Questo figlio rientra poi in se stesso e si rende conto di aver peccato, di aver "fallito il bersaglio" e decide di ritornare da suo padre. È interessante: rientrò in sé. Dov'era prima? Era fuori di sé, fuori dalla verità. La sofferenza gli permette di rientrare in sé, di avvertire nostalgia di suo padre, della bellezza, della sua vera dignità. In ogni uomo c'è questo luogo intimo, questa verità profonda dove uno ricorda di essere figlio e non pascolatore di porci. Il padre gli corre incontro e senza dirgli niente, lo riabbraccia, gli ridà la sua dignità di figlio e fa festa! È felice di averlo ritrovato! E questo figlio entra nella gioia, scoprendo dov'è la vera festa: non fuori, ma lì, nella casa del Padre, in comunione con Lui. Questa festa Dio la fa ogni volta che qualcuno ritorna a Lui, ogni volta che io e te ci confessiamo, che dopo aver cercato "fuori dalla ca-a del Padre", cioè fuori dalla sua volontà e dalla Sua Parola la felicità, rientriamo in noi e ci andiamo a confessare dal sacerdote!
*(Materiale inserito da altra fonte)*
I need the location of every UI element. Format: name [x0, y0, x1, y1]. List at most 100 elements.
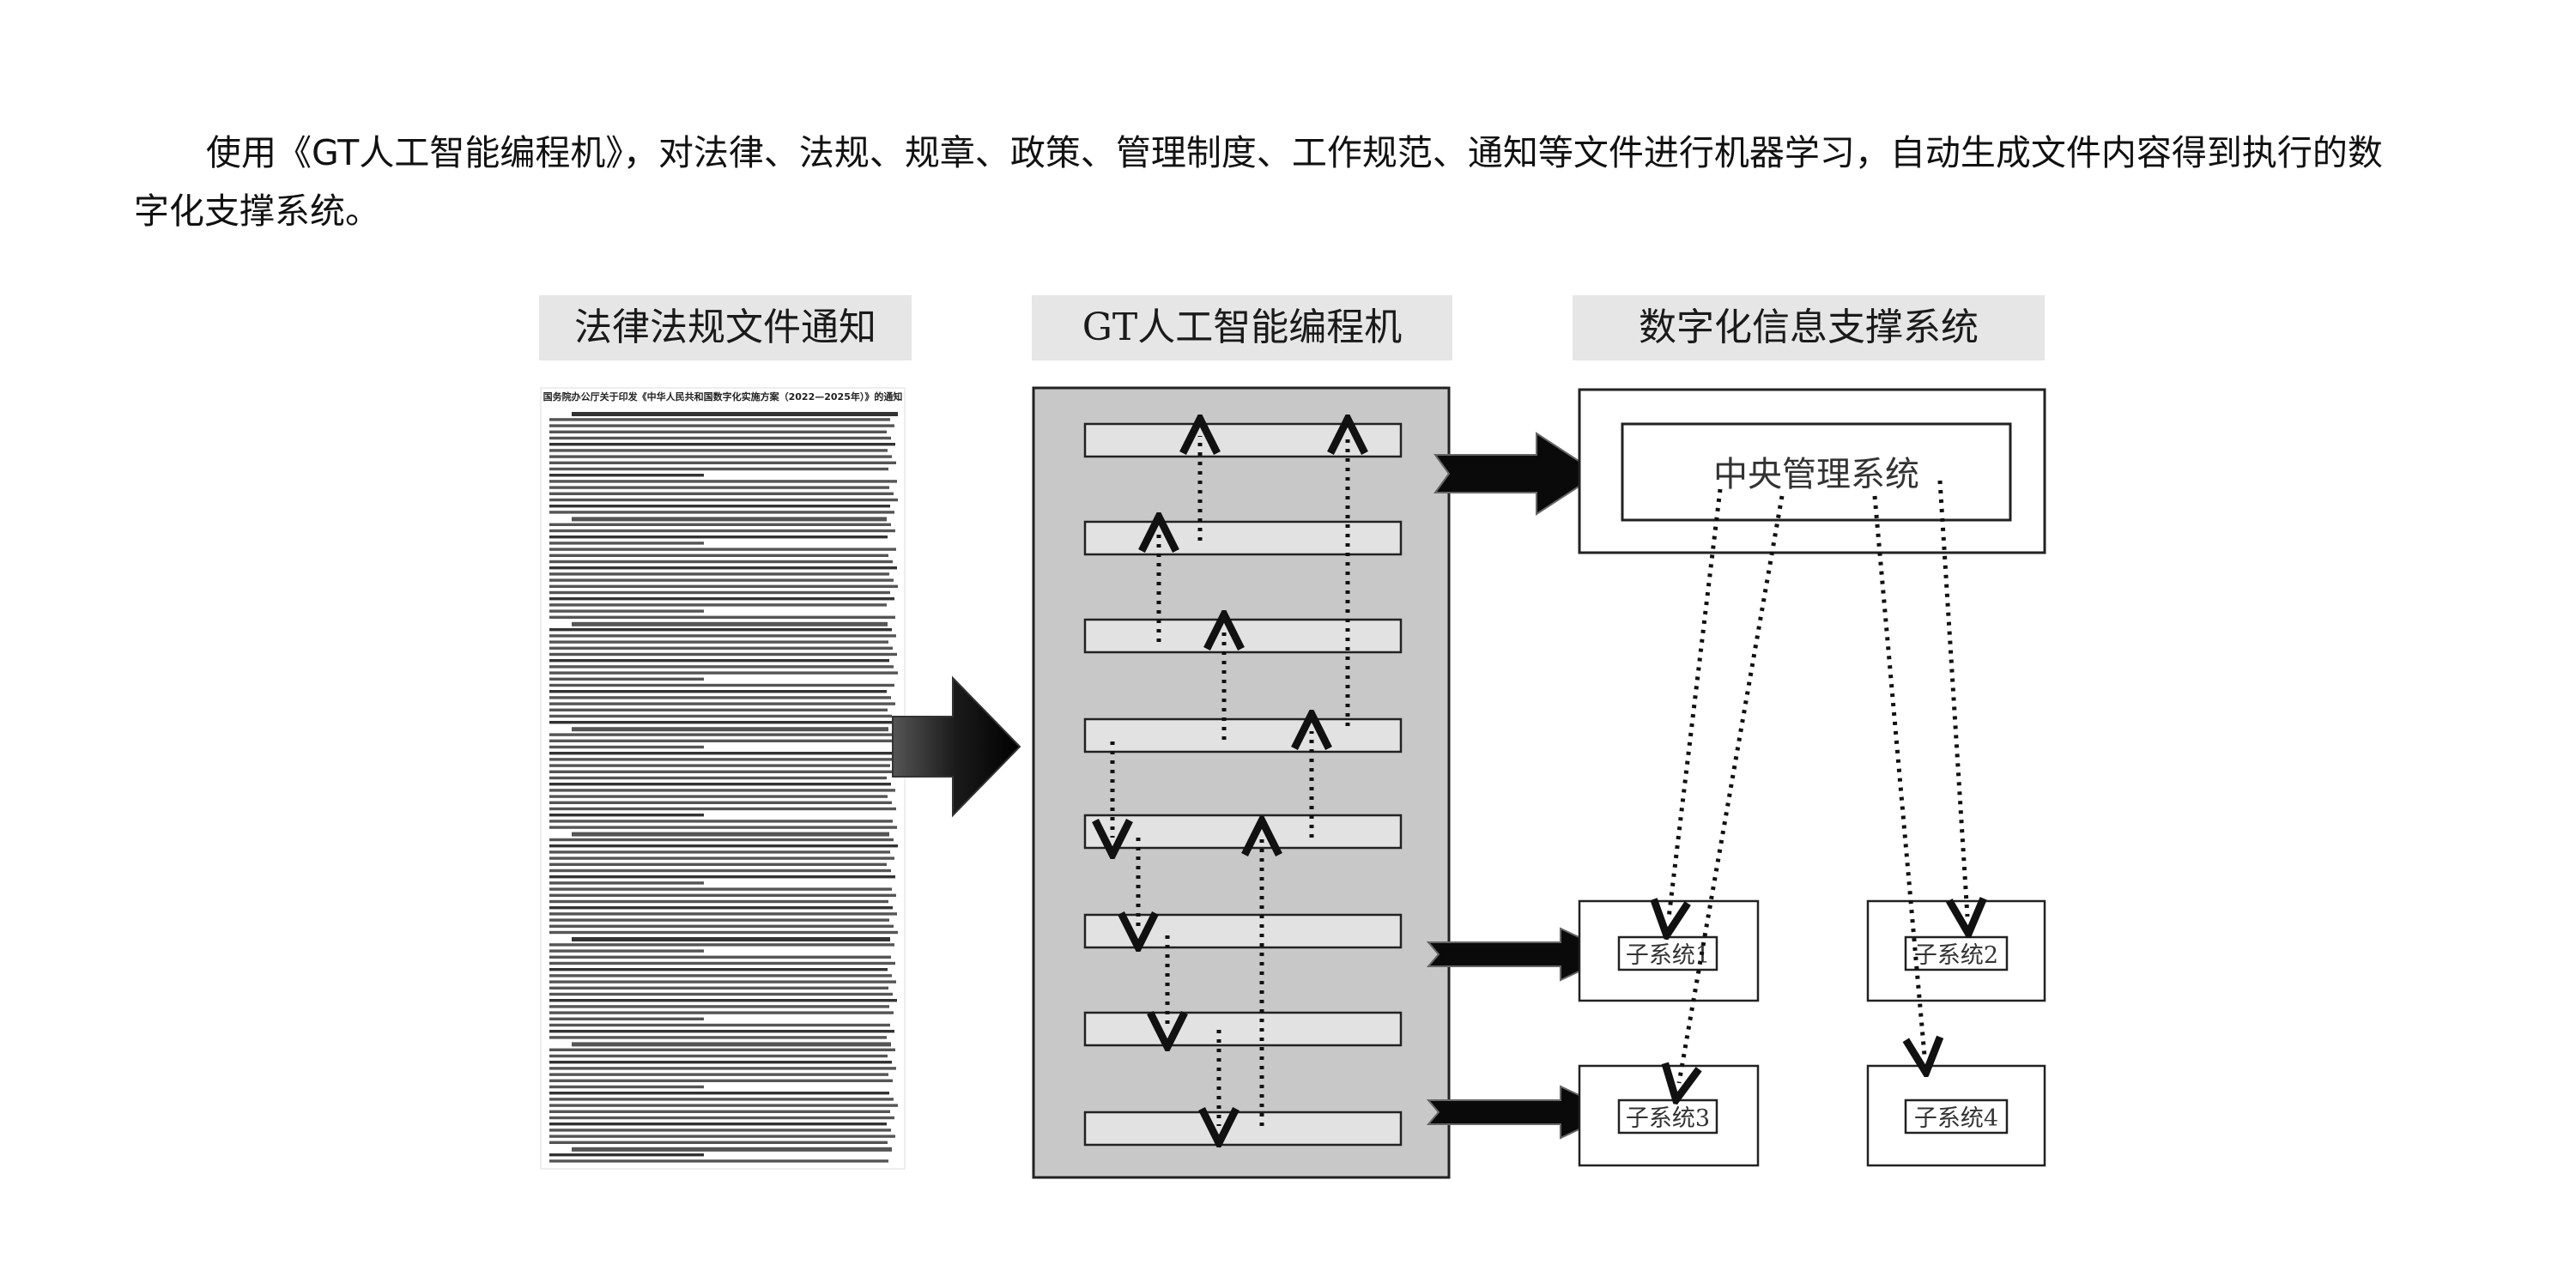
document-text-line [549, 906, 893, 910]
document-text-line [549, 838, 894, 842]
document-text-line [549, 955, 891, 959]
document-text-line [549, 1153, 704, 1157]
document-text-line [549, 646, 893, 650]
document-text-line [549, 590, 890, 595]
subsystem-1-label: 子系统1 [1626, 942, 1710, 969]
machine-bar [1083, 618, 1403, 654]
document-text-line [549, 578, 894, 582]
document-text-line [549, 1005, 889, 1008]
document-text-line [572, 937, 890, 941]
machine-bar [1083, 1011, 1403, 1047]
document-text-line [549, 930, 898, 935]
document-text-line [549, 1030, 894, 1033]
document-text-line [549, 523, 891, 526]
document-text-line [549, 949, 704, 953]
document-heading: 国务院办公厅关于印发《中华人民共和国数字化实施方案（2022—2025年）》的通… [543, 390, 903, 402]
document-text-line [549, 572, 889, 576]
document-text-line [549, 1104, 898, 1107]
document-text-line [572, 621, 888, 626]
document-text-line [549, 764, 890, 767]
document-text-line [549, 721, 896, 724]
document-text-line [549, 683, 894, 687]
document-text-line [549, 862, 887, 866]
document-text-line [549, 999, 897, 1002]
document-text-line [549, 783, 891, 786]
document-text-line [549, 584, 898, 588]
machine-to-subsystem3-arrow [1426, 1085, 1618, 1140]
document-text-line [549, 881, 704, 885]
document-text-line [549, 961, 895, 965]
document-text-line [549, 1011, 894, 1014]
document-text-line [549, 776, 887, 780]
document-text-line [549, 449, 888, 452]
documents-title: 法律法规文件通知 [539, 295, 912, 360]
document-text-line [549, 868, 891, 873]
document-text-line [549, 974, 892, 977]
machine-bar [1083, 1111, 1403, 1147]
document-text-line [549, 436, 891, 440]
document-text-line [549, 652, 897, 657]
document-text-line [549, 899, 888, 904]
document-text-line [549, 992, 893, 996]
system-title: 数字化信息支撑系统 [1573, 295, 2045, 360]
machine-bar [1083, 717, 1403, 753]
document-text-line [549, 461, 896, 464]
document-text-line [549, 597, 894, 601]
document-text-line [549, 659, 889, 663]
programming-machine-panel [1032, 386, 1451, 1179]
document-text-line [549, 1023, 890, 1027]
document-text-line [549, 801, 892, 804]
central-system-label: 中央管理系统 [1713, 455, 1919, 494]
intro-paragraph-line2: 字化支撑系统。 [134, 191, 380, 232]
subsystem-2-box: 子系统2 [1866, 899, 2046, 1002]
document-text-line [549, 554, 888, 557]
subsystem-3-label: 子系统3 [1626, 1105, 1710, 1132]
document-text-line [549, 814, 704, 817]
subsystem-4-label: 子系统4 [1914, 1105, 1998, 1132]
document-text-line [549, 628, 892, 632]
document-text-line [549, 1054, 888, 1058]
document-text-line [549, 752, 894, 755]
document-text-line [549, 455, 892, 458]
document-text-line [549, 918, 889, 922]
document-text-line [549, 671, 898, 675]
subsystem-1-box: 子系统1 [1578, 899, 1760, 1002]
document-text-line [549, 640, 888, 644]
document-text-line [572, 832, 889, 837]
document-text-line [549, 536, 888, 539]
document-text-line [549, 467, 888, 471]
document-text-line [549, 1036, 887, 1039]
subsystem-2-label: 子系统2 [1914, 942, 1998, 969]
subsystem-3-box: 子系统3 [1578, 1064, 1760, 1167]
connector-central-to-subsystem1 [1669, 488, 1723, 918]
document-text-line [572, 517, 887, 522]
document-text-line [549, 505, 890, 508]
document-text-line [549, 424, 894, 427]
document-text-line [572, 727, 888, 732]
machine-bar [1083, 422, 1403, 458]
machine-bar [1083, 520, 1403, 556]
document-text-line [549, 443, 895, 446]
document-text-line [549, 875, 895, 879]
document-text-line [549, 826, 897, 829]
machine-dotted-connectors [1112, 436, 1348, 1126]
document-text-line [549, 745, 704, 749]
document-text-line [549, 702, 895, 705]
document-text-line [549, 739, 897, 742]
document-text-line [549, 665, 894, 669]
machine-bar [1083, 814, 1403, 850]
machine-to-subsystem1-arrow [1426, 927, 1618, 982]
document-text-line [549, 560, 893, 564]
document-text-line [549, 542, 704, 545]
document-text-line [549, 1017, 704, 1020]
document-text-line [549, 430, 887, 433]
intro-paragraph-line1: 使用《GT人工智能编程机》，对法律、法规、规章、政策、管理制度、工作规范、通知等… [206, 132, 2383, 173]
document-text-line [549, 486, 889, 489]
document-text-line [549, 1079, 893, 1082]
document-text-line [572, 1042, 891, 1047]
document-to-machine-arrow [892, 675, 1021, 818]
document-text-line [549, 1135, 895, 1138]
document-text-line [549, 418, 890, 421]
document-text-line [549, 1048, 895, 1051]
document-text-line [549, 634, 896, 638]
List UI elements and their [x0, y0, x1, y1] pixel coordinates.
C'è poi l'altro figlio, il maggiore: nonostante sia sempre stato con il Padre, è incapace di gioire e di fare festa per il fratello ritrovato. È uno che sta lì fisicamente ma non con il cuore, che fa le cose solo perché deve: vive tutto come un peso, parla come un servo. Ha scambiato suo padre per il suo padrone; non c'è intimità, affetto; non ha capito chi è suo padre, quanto sia buono e generoso e non si gode la gioia di essere suo figlio. Il padre è stupito: ma come figlio mio, sei qui con me, è tutto tuo... ma che dici? Ma l'ha capito che fine stava facendo questo tuo fratello? Quanti vivono così il loro cristianesimo: come una serie di cose da fare per Dio che li deve ripagare con benefici e privilegi; che fanno continui confronti con gli altri, guardando di sbieco chi dopo aver sbagliato ritorna al Signore o chi, a loro parere, sta meglio di loro; che fanno la gara dei meriti e che alla prima sofferenza se la prendono con Dio, rinfacciandogli tutti i loro servigi mal ripagati; che guardano quasi con invidia persino chi sta fuori dalla chiesa e pecca, della serie: beato te che puoi... senza aver capito che essere cristiani non è un peso, è una grazia! Che la vera festa è stare proprio nella Chiesa, nella casa del Padre, lì dove possiamo stare uniti a Lui e avere in noi la sua vita. Stare nella casa del Padre, attingere al suo amore, al suo perdono, alla sua forza, diventando come Lui: questa è la vera gioia!